Physical activity in relation to risk of prostate cancer: a systematic review and meta-analysis

A partir d'une revue systématique de la littérature publiée jusqu'en 2017 (48 études de cohorte et 24 études cas-témoins incluant au total 151 748 cas de cancer de la prostate), cette méta-analyse évalue l'association entre une activité physique (de loisir ou liée à l'activité professionnelle) et le risque de cancer de la prostate

Background : Prostate cancer (PCa) is one of the most common cancers among men, yet little is known about its modifiable risk and protective factors. This paper aims to quantitatively summarize observational studies relating physical activity (PA) to PCa incidence and mortality. Materials and methods : Published articles pertaining to PA and PCa incidence and mortality were retrieved in July, 2017 using the MEDLINE and EMBASE databases. The literature review yielded 48 cohort studies and 24 case-control studies with a total of 151 748 PCa cases. The mean age of the study participants at baseline was 61 years. Results : In random effects models, comparing the highest versus the lowest level of overall PA showed a summary relative risk (RR) estimate for total PCa incidence close to the null (RR = 0.99, 95% CI = 0.94-1.04). The corresponding RRs for advanced and non-advanced PCa were 0.92 (95% CI = 0.80-1.06) and 0.95 (95% CI = 0.85-1.07), respectively.

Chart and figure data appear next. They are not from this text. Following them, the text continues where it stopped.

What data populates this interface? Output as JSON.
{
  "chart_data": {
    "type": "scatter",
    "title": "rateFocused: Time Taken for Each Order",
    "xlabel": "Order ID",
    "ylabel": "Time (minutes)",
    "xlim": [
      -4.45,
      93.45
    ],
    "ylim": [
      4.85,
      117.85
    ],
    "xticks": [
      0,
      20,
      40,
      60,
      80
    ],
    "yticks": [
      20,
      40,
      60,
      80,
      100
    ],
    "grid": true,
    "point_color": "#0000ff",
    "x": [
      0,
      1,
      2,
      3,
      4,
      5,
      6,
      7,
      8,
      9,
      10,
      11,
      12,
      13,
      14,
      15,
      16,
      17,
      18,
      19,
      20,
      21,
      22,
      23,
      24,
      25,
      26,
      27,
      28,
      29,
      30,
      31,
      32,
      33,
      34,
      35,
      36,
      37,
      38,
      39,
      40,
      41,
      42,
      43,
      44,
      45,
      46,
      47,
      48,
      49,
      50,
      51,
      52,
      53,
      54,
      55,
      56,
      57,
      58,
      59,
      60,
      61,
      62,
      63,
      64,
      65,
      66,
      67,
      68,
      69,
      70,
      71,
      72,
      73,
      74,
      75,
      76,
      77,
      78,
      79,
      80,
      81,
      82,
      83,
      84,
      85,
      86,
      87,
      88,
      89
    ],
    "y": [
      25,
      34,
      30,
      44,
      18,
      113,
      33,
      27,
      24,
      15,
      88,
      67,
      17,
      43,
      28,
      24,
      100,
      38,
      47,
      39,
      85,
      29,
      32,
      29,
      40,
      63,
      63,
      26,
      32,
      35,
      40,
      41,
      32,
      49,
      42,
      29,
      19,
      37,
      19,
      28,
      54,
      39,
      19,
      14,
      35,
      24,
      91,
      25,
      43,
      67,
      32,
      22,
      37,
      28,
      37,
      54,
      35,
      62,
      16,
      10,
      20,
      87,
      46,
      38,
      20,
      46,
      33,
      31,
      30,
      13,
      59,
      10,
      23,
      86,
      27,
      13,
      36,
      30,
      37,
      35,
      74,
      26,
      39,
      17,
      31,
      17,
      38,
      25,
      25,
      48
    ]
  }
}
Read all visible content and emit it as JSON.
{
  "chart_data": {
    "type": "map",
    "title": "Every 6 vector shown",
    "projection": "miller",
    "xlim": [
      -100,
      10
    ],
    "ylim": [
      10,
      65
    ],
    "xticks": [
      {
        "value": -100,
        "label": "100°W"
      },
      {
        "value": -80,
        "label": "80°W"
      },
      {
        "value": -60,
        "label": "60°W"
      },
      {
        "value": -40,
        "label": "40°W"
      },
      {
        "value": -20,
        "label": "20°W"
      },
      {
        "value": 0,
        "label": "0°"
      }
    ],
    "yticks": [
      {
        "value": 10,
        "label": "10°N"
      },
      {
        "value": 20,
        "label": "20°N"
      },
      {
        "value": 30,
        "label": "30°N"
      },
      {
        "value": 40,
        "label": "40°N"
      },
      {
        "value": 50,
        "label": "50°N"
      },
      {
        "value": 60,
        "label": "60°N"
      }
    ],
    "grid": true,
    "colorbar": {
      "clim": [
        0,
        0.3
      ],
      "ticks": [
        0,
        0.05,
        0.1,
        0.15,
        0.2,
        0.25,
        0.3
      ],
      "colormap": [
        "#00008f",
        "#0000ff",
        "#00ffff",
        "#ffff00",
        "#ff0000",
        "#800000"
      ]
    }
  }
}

We noted a statistically significant inverse association between long-term occupational activity and total PCa (RR = 0.83, 95% CI = 0.71-0.98, n studies=13), although that finding became statistically non-significant when individual studies were removed from the analysis. When evaluated by cancer subtype, an inverse association with long-term occupational activity was noted for non-advanced/non-aggressive PCa (RR = 0.51, 95% CI = 0.37-0.71, n studies=2) and recreational activity was inversely related to advanced/aggressive PCa (RR = 0.75, 95% CI = 0.60-0.95, n studies=2), although these observations are based on a low number of studies. Moreover, PA after diagnosis was related to reduced risk of PCa mortality among survivors of PCa (summary RR based on 4 studies=0.69, 95% CI = 0.55-0.85). Conclusions : Whether PA protects against PCa remains elusive. Further investigation taking into account the complex clinical and pathologic nature of PCa is needed to clarify the PA and PCa incidence relation. Moreover, future studies are needed to confirm whether PA after diagnosis reduces risk of PCa mortality.